В Москве царила паника. Репортёры целым поездом выехали в Ясную, но там ничего не знали. Старый граф уехал ночью, тайно, оставив только письмо Путину. «Так не могло продолжаться долее, — писал граф. — Я благодарю вас всех за долгую пятнадцатилетнюю жизнь со мною и прошу не искать меня».
«ЛогоВАЗ возращен государству, — передавали иностранные корреспонденты в свои агентства. — В Кремле отказываются от комментариев. Абрамович изменившимся лицом бежит Сибнефть».
Но старый граф не знал об этом. Заехав к сестре в Оптину пустынь (откуда взялась сестра — он не помнил, но знал, что заехать нужно), он торопил коляску в сторону Кавказа, где делывал когда-то славные дела. Там, на Кавказе, его примут. Это он помнил.
Лиза по пути откололась от него и вышла замуж за простого мужика, а Доренко остался на Украине.
Восемь месяцев ехал Березовский, на девятый месяц его задержали в губернском городе, в приюте, в котором он ночевал со странниками, и как беспаспортного взяли в часть. На вопросы, где его билет и кто он, он отвечал, что билета у него нет, а что он раб Божий. Его причислили к бродягам и сослали в Сибирь.
В Сибири он поселился на заимке у богатого мужика и теперь живёт там. Он работает у хозяина в огороде, и учит детей, и ходит за больными.
ХОРОШИЙ СЕРЕЖА
Ястребами женскими их называли в той стране за то, что при всей своей формальной ястребиности — воинственном кривом клюве, блестящем оперении и желтых когтях — они были востребованы главным образом женщинами. Даже на базаре они продавались в придачу к зеркалам — правда, птица была редкая и стоила дорого. Иная красотка, напудрясь или нарумянясь, долго смотрелась в волшебное стекло, после чего кокетливо спрашивала:
— Я ль на свете всех милее, Всех румяней и белее?
Ярко раскрашенная птица, обладавшая вдобавок дивной способностью менять окраску в зависимости от настроения владельца, высовывала голову из-под крыла и бойко отвечала в своей манере:
— Кррасота несррравненная! За это умный попка получал свое печенье и до следующего прихорашиванья беззаботно раскачивался в клетке, звоня в колокольчик или кокетливо поглядывая из-под крыла. Только печенья ему надо было много: не волнистый чай попугайчик!
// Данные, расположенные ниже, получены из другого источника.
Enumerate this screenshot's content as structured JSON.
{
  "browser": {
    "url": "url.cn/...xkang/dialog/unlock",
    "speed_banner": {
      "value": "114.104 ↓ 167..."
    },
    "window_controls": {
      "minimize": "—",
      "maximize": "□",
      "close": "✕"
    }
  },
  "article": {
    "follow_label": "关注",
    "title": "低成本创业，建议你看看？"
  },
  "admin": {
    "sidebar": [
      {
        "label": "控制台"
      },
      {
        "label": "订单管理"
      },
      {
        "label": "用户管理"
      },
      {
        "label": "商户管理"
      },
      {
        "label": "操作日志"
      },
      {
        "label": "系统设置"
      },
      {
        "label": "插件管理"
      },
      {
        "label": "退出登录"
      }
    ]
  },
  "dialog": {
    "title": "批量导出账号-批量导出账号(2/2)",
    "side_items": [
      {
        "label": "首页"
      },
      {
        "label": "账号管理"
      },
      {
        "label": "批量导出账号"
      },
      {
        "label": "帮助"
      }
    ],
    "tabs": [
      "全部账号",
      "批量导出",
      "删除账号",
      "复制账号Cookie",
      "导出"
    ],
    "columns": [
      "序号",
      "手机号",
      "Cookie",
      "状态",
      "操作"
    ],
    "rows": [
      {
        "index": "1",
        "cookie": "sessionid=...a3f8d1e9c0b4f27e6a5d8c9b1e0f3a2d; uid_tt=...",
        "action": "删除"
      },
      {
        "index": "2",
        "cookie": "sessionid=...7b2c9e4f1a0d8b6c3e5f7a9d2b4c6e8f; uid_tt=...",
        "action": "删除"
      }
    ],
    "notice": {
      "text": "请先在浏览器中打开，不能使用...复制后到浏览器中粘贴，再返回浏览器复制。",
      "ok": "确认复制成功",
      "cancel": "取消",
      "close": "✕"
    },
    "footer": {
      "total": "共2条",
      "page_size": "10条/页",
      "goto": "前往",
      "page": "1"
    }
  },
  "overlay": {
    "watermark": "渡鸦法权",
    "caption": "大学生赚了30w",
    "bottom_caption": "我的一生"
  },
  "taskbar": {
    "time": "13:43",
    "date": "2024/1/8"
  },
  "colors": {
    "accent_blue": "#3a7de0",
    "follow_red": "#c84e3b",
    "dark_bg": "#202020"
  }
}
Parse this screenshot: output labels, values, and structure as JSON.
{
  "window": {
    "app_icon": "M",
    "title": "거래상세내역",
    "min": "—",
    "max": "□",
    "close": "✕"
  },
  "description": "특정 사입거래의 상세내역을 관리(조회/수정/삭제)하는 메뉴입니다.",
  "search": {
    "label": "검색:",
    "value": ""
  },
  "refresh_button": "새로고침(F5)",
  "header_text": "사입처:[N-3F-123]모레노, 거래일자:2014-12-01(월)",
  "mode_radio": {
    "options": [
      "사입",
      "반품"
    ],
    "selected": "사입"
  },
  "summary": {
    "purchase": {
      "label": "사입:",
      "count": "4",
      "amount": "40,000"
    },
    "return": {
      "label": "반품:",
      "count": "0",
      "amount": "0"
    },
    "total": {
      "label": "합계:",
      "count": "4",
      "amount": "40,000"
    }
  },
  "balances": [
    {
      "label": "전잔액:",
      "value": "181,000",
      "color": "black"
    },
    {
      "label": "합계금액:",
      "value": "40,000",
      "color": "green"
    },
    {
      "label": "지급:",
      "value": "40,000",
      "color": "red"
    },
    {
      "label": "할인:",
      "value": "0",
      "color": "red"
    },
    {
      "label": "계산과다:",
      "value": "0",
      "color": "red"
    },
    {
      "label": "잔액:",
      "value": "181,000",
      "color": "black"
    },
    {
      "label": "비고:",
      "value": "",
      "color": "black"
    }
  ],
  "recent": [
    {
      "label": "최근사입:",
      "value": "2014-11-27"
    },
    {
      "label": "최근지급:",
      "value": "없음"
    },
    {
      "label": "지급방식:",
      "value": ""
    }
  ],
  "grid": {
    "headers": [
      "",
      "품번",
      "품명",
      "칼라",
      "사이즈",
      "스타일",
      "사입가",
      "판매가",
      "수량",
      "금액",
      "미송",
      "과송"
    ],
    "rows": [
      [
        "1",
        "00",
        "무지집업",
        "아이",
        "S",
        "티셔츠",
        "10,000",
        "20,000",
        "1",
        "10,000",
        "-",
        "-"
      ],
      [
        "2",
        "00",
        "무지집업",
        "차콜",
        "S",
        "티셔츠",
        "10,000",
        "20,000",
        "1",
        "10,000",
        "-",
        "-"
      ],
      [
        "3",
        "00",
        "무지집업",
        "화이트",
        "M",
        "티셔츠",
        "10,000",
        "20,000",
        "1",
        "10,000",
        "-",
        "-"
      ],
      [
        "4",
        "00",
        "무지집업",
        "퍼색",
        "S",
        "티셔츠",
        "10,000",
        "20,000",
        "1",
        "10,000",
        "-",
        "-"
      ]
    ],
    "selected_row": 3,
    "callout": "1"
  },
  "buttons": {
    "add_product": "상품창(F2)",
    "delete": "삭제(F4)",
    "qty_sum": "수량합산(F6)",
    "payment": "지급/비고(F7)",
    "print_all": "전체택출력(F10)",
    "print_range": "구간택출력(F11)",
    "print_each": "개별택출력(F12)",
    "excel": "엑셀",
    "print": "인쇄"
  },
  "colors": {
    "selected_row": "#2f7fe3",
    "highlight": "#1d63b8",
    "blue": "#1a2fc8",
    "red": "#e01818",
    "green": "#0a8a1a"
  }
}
Использовать ястребов в большой политике первым предложил главный и, вероятно, единственный администратор той страны — человек, чьи хитрость и дальновидность вошли в пословицу. Он обратил внимание на солидность и самоуверенность разноцветных птиц, которые даже очевидную ерунду произносили столь уверенно и бойко, что и самому упорному скептику внушали подобие веры. Надо заметить, что в должности официального рупора главы государства в тех краях всегда использовалась птица (таков был обычай с древнейших времен), но особенности последнего главы были таковы, что ни одна птица долго при нем не задерживалась. Птица-секретарь, призванная на должность первой, оказалась при ближайшем рассмотрении дятлом: с тупой и утомительной принципиальностью разъясняла она главе его истинные обязанности и правила хорошего тона, что в конце концов надоело нетерпеливому властителю. На место дятла пригласили соловья, который разливался при первой возможности и до поры убаюкивал вождя своим сладкозвучием, а на досуге пописывал элегии и оды. Лучшего секретаря нельзя было и желать: недалекая и тщеславная птица могла заморочить своими руладами кого угодно, но на поверку оказалась вульгарным глухарем. Собственное сладкопевство помешало секретарю расслышать, как завистливое окружение клевещет на него главе. Главе внушили, что его соловей — водоплавающий. Искренне желая сделать подчиненному приятное, глава во время пароходного круиза с размаху зашвырнул секретаря в родную якобы стихию, где тот чуть было не утоп и от волнения лишился голоса. Пришлось расстаться и с этим.